Kahl

[1462] Kahl, -er, -este, adj. et adv. im Gegensatze dessen, was rauch ist, der nöthigen Haare, Federn, oder des nöthigen Landes beraubet. 1. Eigentlich. Ein kahler Kopf, welcher von Haaren entblößet ist. Ein kahles Kinn, ein unbärtiges.

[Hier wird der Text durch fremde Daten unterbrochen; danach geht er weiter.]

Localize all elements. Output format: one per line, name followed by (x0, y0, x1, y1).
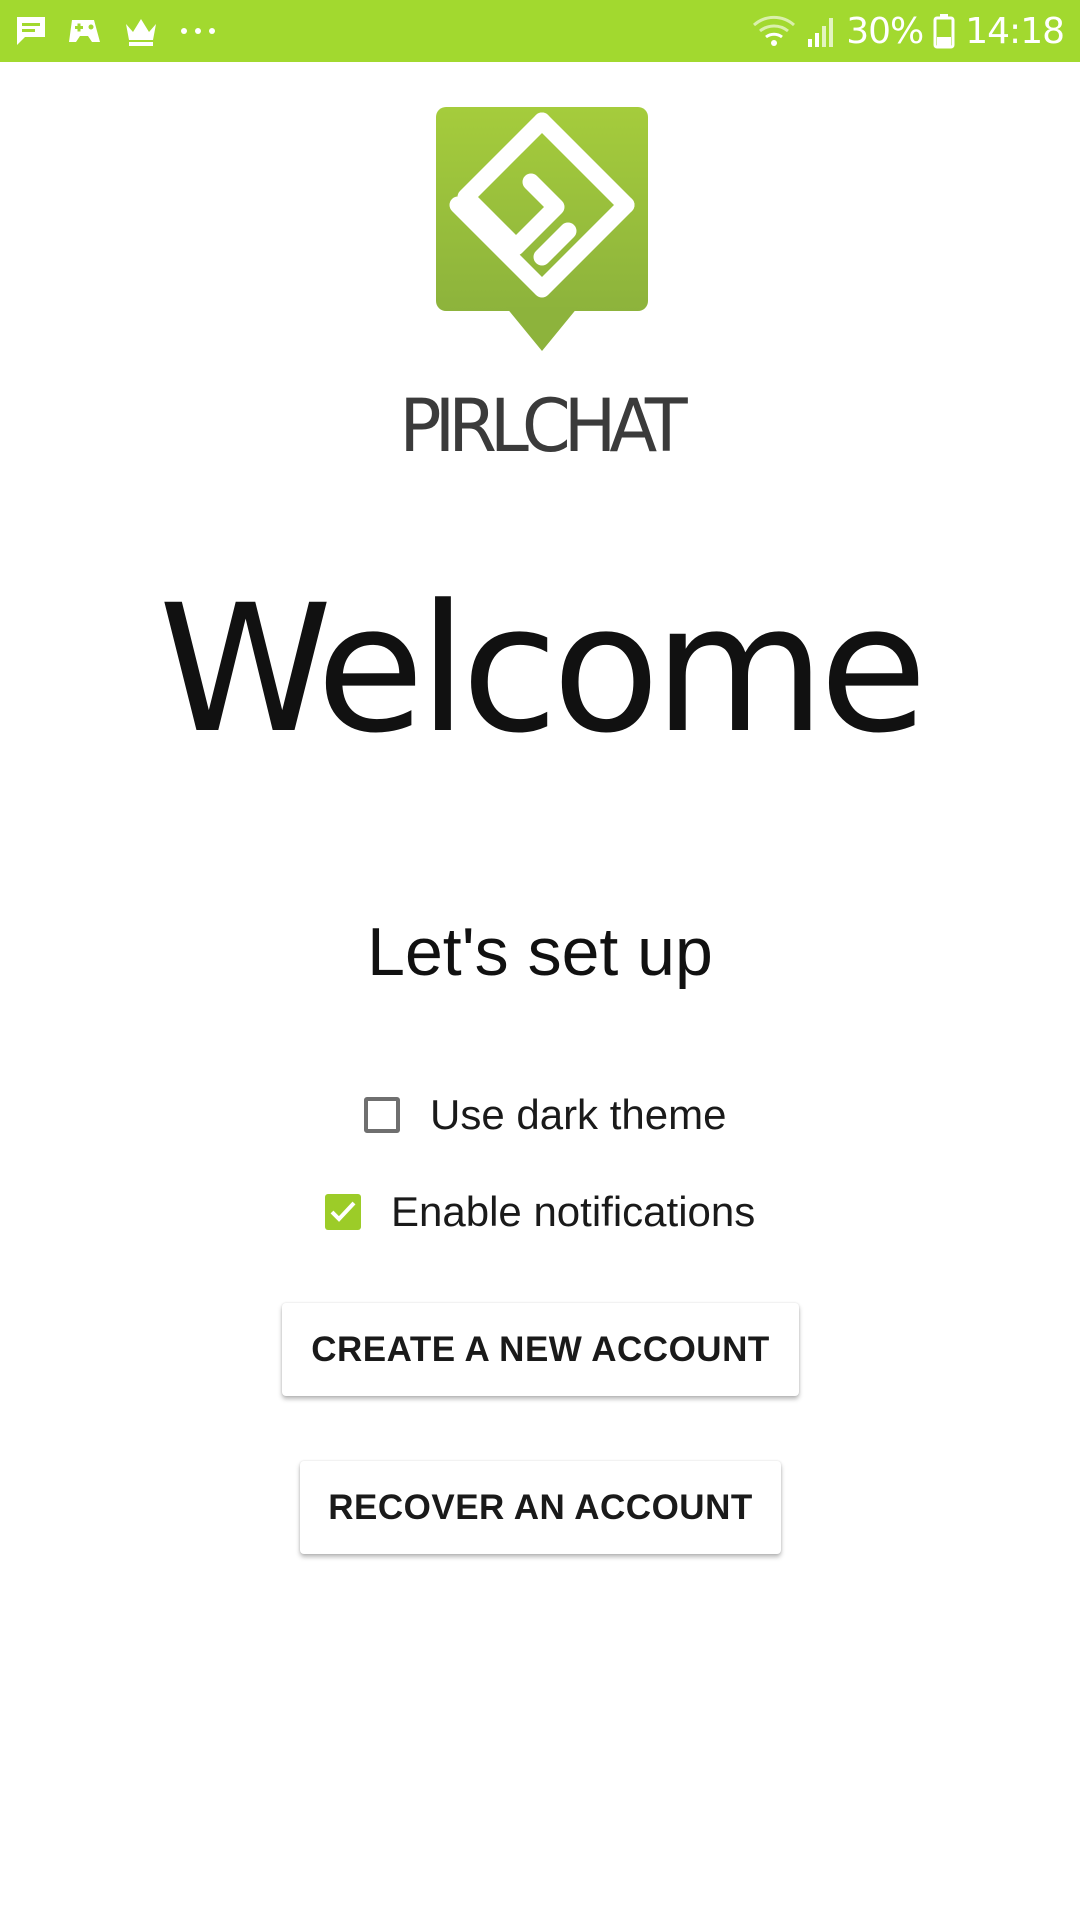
message-icon (14, 14, 48, 48)
dark-theme-option[interactable]: Use dark theme (364, 1085, 726, 1145)
notifications-option[interactable]: Enable notifications (325, 1182, 755, 1242)
more-dots-icon (178, 14, 218, 48)
notifications-checkbox[interactable] (325, 1194, 361, 1230)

Hiervor meiner Hütte sey der Altar; ich will mein kahles Haupt umkränzen, Geßn. Kahl seyn, kahl werden. Ein kahler Hund. Kahle Vögel, welche noch keine Federn haben; in welchem Falle im Oberdeutschen auch kack üblich ist, S. dieses Wort. Der Pelz wird schon ganz kahl. Im Winter sind die Bäume kahl, des Laubes beraubt. Kahles Tuch, welches keine Haare mehr hat. Ein kahles, abgetragenes, abgeschabtes, Kleid. Ein kahler Berg, welcher mit keinen Bäumen bewachsen, oder der Bäume beraubt ist. In weiterer Bedeutung heißen die Rehe und Schmahlthiere bey den Jägern zuweilen kahle Thiere, weil sie kein Geweih haben. 2. Figürlich. 1) Der nöthigen Gründe beraubt, im verächtlichen Verstande. Eine kahle, ungegründete, Ausflucht, Ausrede, Entschuldigung, Ursache; im mittlern Lat. calva occasio. Was er dagegen eingewendet hat, könnte nicht kahler seyn, Less. Damit wirst du kahl bestehen, du wirst wegen des Ungrundes deiner Entschuldigung zu Schanden werden. 2) Geringe, schlecht, dem Werthe nach. Ein kahles Tractament. Es ging sehr kahl zu, sehr dürftig, armselig. Kahle zwey Groschen, elende, geringe.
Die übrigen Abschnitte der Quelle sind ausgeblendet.